At the moment, Joel works full time (and more) at a primary school and I’m juggling three jobs, housework, uni work and PhD applications. Money is tight (which is a disgrace because a full-time job, part time jobs and student loans should be more than enough to survive). Joel’s football is becoming more serious which is great, but it means we see each other very little – maybe two evenings a week. I’m on my own a lot. It’s hard, I won’t pretend it isn’t, but I’m told life is a constant learning curve, aka an uphill battle...


I came here because I wanted to be a Master of English, but suddenly the stakes have gotten very high... Now I must master washing dishes, paying bills, driving across the country every fortnight, working a job in Clevedon and two in Nottingham, meeting deadlines, juggling relationships and getting accepted on to a PhD. I just can’t afford to drop a ball.

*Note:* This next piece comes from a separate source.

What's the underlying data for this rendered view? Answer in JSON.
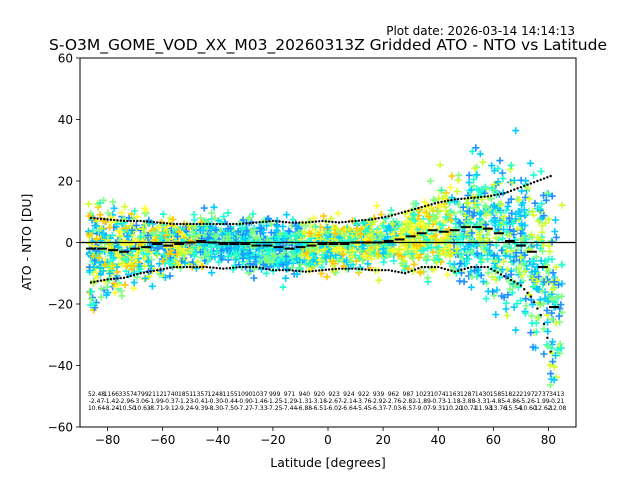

In the interest of ending on something positive, we recently adopted a gorgeous kitten, Tiger Lily, to keep me company and bring life and happiness to the house. She is playful and very very sweet; she follows me around and sits with me while I work on the laptop (a lot). I write a lot about the intrinsic value of non-human life in my essays so it feels weird to oversimplify it like this, but animals are the BEST.